After nine years shrouded by controversy and lawsuits, state officials have granted preliminary approval for Boston University to open its biosafety laboratory in Roxbury for lower-level research.
The “utilization of BSL-2 laboratory research space would result in an undue hardship for the proponent and would not serve to avoid or minimize Danger to the Environment,” according to the state Executive Office of Energy and Environmental Affairs report, dated Dec. 2.
The potential environmental impacts of the Level-2 laboratory are “insignificant,” the EOEEA report added, as there are other laboratories throughout the state conducting this level of research.
In a statement sent to The Daily Free Press on Monday, BU officials said they are pleased with the preliminary decision.
An approval will allow BU to gain permits for the 192,000 sq. foot National Emerging Infectious Diseases Laboratory located in Roxbury near the BU School of Medicine— a high security lab which sat empty, due to legal debate and regulatory reviews, since 2008.
The lab plans to develop diagnostics to fight infectious diseases such as Ebola, smallpox and the plague if the proposed Level-4 research is approved.

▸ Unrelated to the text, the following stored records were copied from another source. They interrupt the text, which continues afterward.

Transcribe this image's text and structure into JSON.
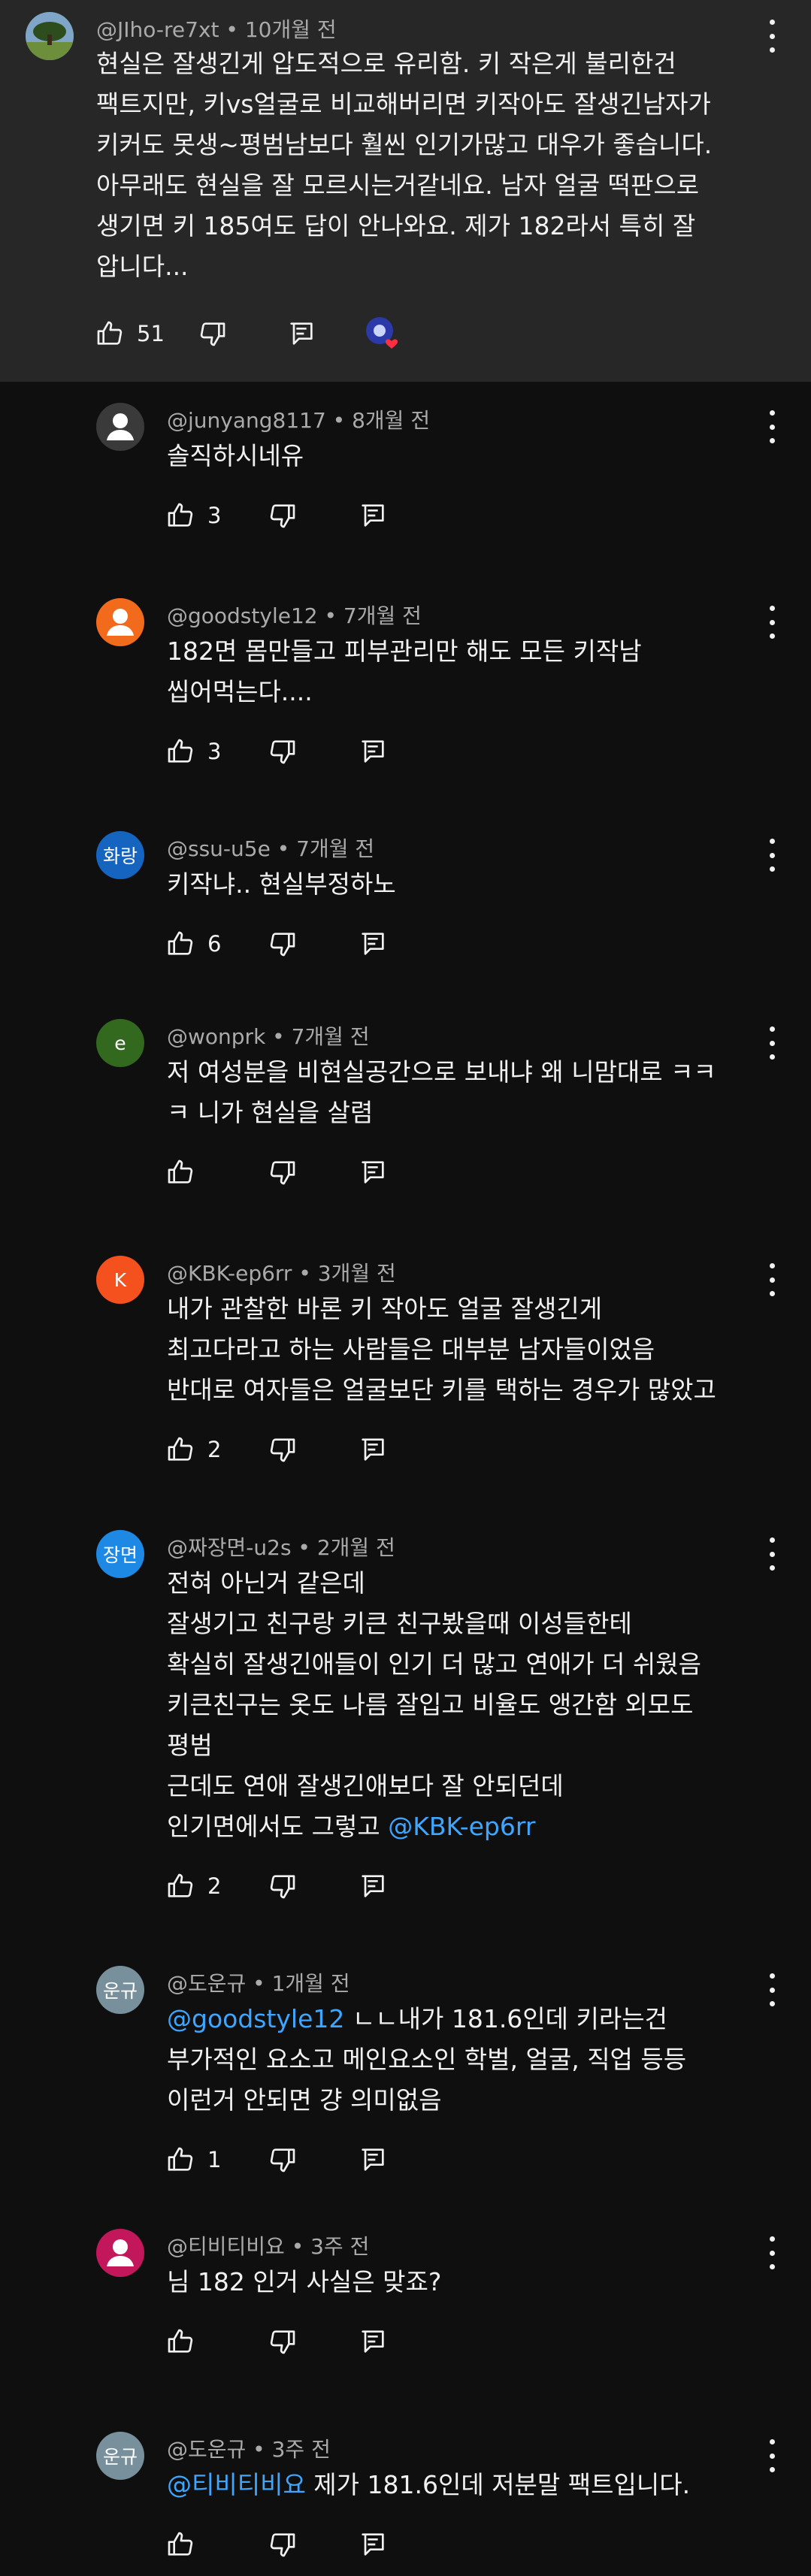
{
  "colors": {
    "background": "#0f0f0f",
    "parent_background": "#272727",
    "text": "#f1f1f1",
    "meta": "#aaaaaa",
    "mention": "#3ea6ff"
  },
  "parent": {
    "author_meta": "@JIho-re7xt • 10개월 전",
    "lines": [
      "현실은 잘생긴게 압도적으로 유리함. 키 작은게 불리한건",
      "팩트지만, 키vs얼굴로 비교해버리면 키작아도 잘생긴남자가",
      "키커도 못생~평범남보다 훨씬 인기가많고 대우가 좋습니다.",
      "아무래도 현실을 잘 모르시는거같네요. 남자 얼굴 떡판으로",
      "생기면 키 185여도 답이 안나와요. 제가 182라서 특히 잘",
      "압니다..."
    ],
    "like_count": "51"
  },
  "replies": [
    {
      "author_meta": "@junyang8117 • 8개월 전",
      "avatar_text": "",
      "avatar_color": "#3a3a3a",
      "lines": [
        "솔직하시네유"
      ],
      "like_count": "3"
    },
    {
      "author_meta": "@goodstyle12 • 7개월 전",
      "avatar_text": "",
      "avatar_color": "#f26b1d",
      "lines": [
        "182면 몸만들고 피부관리만 해도 모든 키작남",
        "씹어먹는다...."
      ],
      "like_count": "3"
    },
    {
      "author_meta": "@ssu-u5e • 7개월 전",
      "avatar_text": "화랑",
      "avatar_color": "#1565c0",
      "lines": [
        "키작냐.. 현실부정하노"
      ],
      "like_count": "6"
    },
    {
      "author_meta": "@wonprk • 7개월 전",
      "avatar_text": "e",
      "avatar_color": "#33691e",
      "lines": [
        "저 여성분을 비현실공간으로 보내냐 왜 니맘대로 ㅋㅋ",
        "ㅋ 니가 현실을 살렴"
      ],
      "like_count": ""
    },
    {
      "author_meta": "@KBK-ep6rr • 3개월 전",
      "avatar_text": "K",
      "avatar_color": "#f4511e",
      "lines": [
        "내가 관찰한 바론 키 작아도 얼굴 잘생긴게",
        "최고다라고 하는 사람들은 대부분 남자들이었음",
        "반대로 여자들은 얼굴보단 키를 택하는 경우가 많았고"
      ],
      "like_count": "2"
    },
    {
      "author_meta": "@짜장면-u2s • 2개월 전",
      "avatar_text": "장면",
      "avatar_color": "#1e88e5",
      "lines": [
        "전혀 아닌거 같은데",
        "잘생기고 친구랑  키큰 친구봤을때 이성들한테",
        "확실히 잘생긴애들이 인기 더 많고  연애가 더 쉬웠음",
        "키큰친구는 옷도 나름 잘입고 비율도 앵간함  외모도",
        "평범",
        "근데도  연애  잘생긴애보다 잘 안되던데",
        "인기면에서도 그렇고 "
      ],
      "mention_line": 6,
      "mention": "@KBK-ep6rr",
      "like_count": "2"
    },
    {
      "author_meta": "@도운규 • 1개월 전",
      "avatar_text": "운규",
      "avatar_color": "#78909c",
      "lines": [
        " ㄴㄴ내가 181.6인데 키라는건",
        "부가적인 요소고 메인요소인 학벌, 얼굴, 직업 등등",
        "이런거 안되면 걍 의미없음"
      ],
      "mention_line": 0,
      "mention_prefix": " ",
      "mention": "@goodstyle12",
      "like_count": "1"
    },
    {
      "author_meta": "@티비티비요 • 3주 전",
      "avatar_text": "",
      "avatar_color": "#c2185b",
      "lines": [
        "님 182 인거 사실은 맞죠?"
      ],
      "like_count": ""
    },
    {
      "author_meta": "@도운규 • 3주 전",
      "avatar_text": "운규",
      "avatar_color": "#78909c",
      "lines": [
        "  제가 181.6인데 저분말 팩트입니다."
      ],
      "mention_line": 0,
      "mention_prefix": " ",
      "mention": "@티비티비요",
      "like_count": ""
    }
  ]
}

In August of this year BU officials asked the state EOEEA for a waiver to conduct Level-2 research while the National Institutes of Health oversee a risk assessment of the Biosafety Level-4 laboratories, according to a Sept. 7 DFP article.
The lab is expected to open in early 2012 and will begin by researching Tuberculosis and performing other experiments approved for NEIDL Level-2 laboratories.

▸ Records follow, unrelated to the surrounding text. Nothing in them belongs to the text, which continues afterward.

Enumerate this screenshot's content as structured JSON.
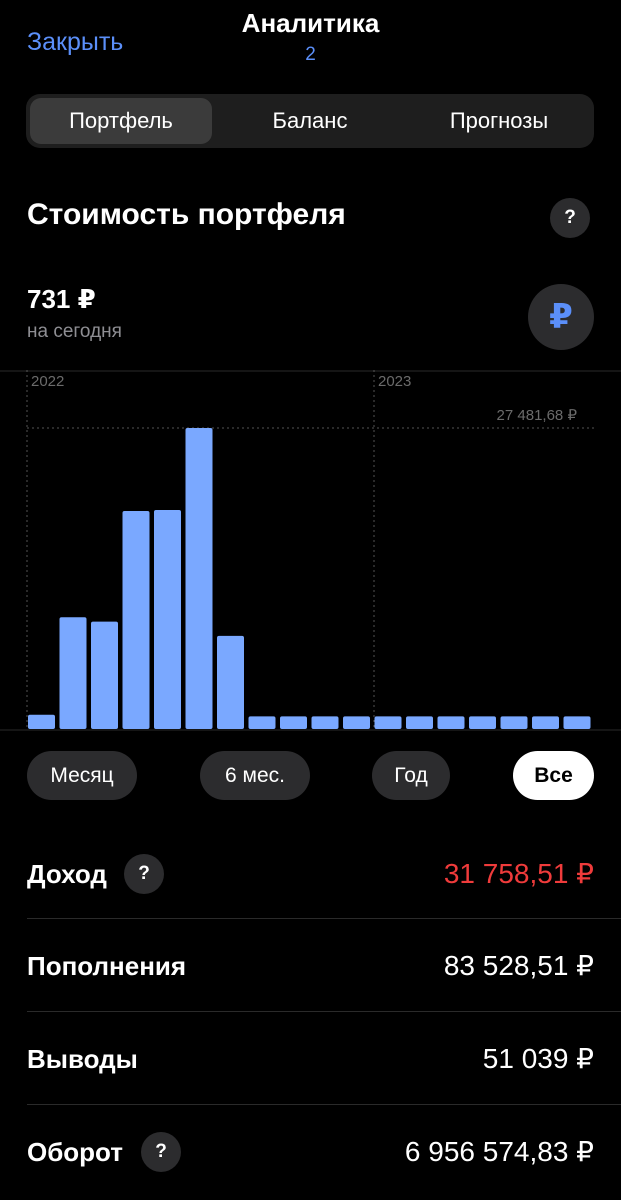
{
  "header": {
    "close_label": "Закрыть",
    "title": "Аналитика",
    "subtitle": "2"
  },
  "tabs": [
    {
      "label": "Портфель",
      "active": true
    },
    {
      "label": "Баланс",
      "active": false
    },
    {
      "label": "Прогнозы",
      "active": false
    }
  ],
  "portfolio": {
    "section_title": "Стоимость портфеля",
    "help_label": "?",
    "value": "731 ₽",
    "value_caption": "на сегодня",
    "currency_symbol": "₽"
  },
  "chart_data": {
    "type": "bar",
    "year_labels": [
      "2022",
      "2023"
    ],
    "max_label": "27 481,68 ₽",
    "max_value": 27481.68,
    "values": [
      1300,
      10200,
      9800,
      19900,
      20000,
      27481.68,
      8500,
      1150,
      1150,
      1150,
      1150,
      1150,
      1150,
      1150,
      1150,
      1150,
      1150,
      1150
    ],
    "bar_color": "#7aa8ff"
  },
  "ranges": [
    {
      "label": "Месяц",
      "active": false
    },
    {
      "label": "6 мес.",
      "active": false
    },
    {
      "label": "Год",
      "active": false
    },
    {
      "label": "Все",
      "active": true
    }
  ],
  "stats": {
    "income_label": "Доход",
    "income_value": "31 758,51 ₽",
    "deposits_label": "Пополнения",
    "deposits_value": "83 528,51 ₽",
    "withdrawals_label": "Выводы",
    "withdrawals_value": "51 039 ₽",
    "turnover_label": "Оборот",
    "turnover_value": "6 956 574,83 ₽",
    "help_label": "?"
  },
  "colors": {
    "accent": "#5b8ff9",
    "negative": "#ef3b3b",
    "bar": "#7aa8ff"
  }
}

In the statement, BU said it “understand EOEEA’s decision to wait for additional information before granting approval for BSL-3 research and we will renew our request once the data is available.”
From Dec. 7 to Dec. 21 the EEOEA will hold a 14-day public comment period and a final decision is expected at the end of the month.
Klare Allen, the community organizer of Safety Net, a Roxbury group who opposes the lab, said she was surprised to hear the state had made its decision. She said that neither she nor the lawyers representing the group’s lawsuits against the biolab were notified about the approval.
“With Level-2 approval BU is not able to work with deadly diseases, which is where the concern was,” Allen said in a phone interview. “But, we still are greatly concerned. BU doesn’t have a great record with reporting biolab accidents and we need to keep them accountable.”
Safety Net will continue to “push against the man” and prevent the lab from conducting Level-3 and-4 research, Allen said. But, she said, the “battle won’t be won” without support from community members and students.
“Some people see this as a campaign,” Allen said, “other people see it as a life and death issue—that’s what we see this as.”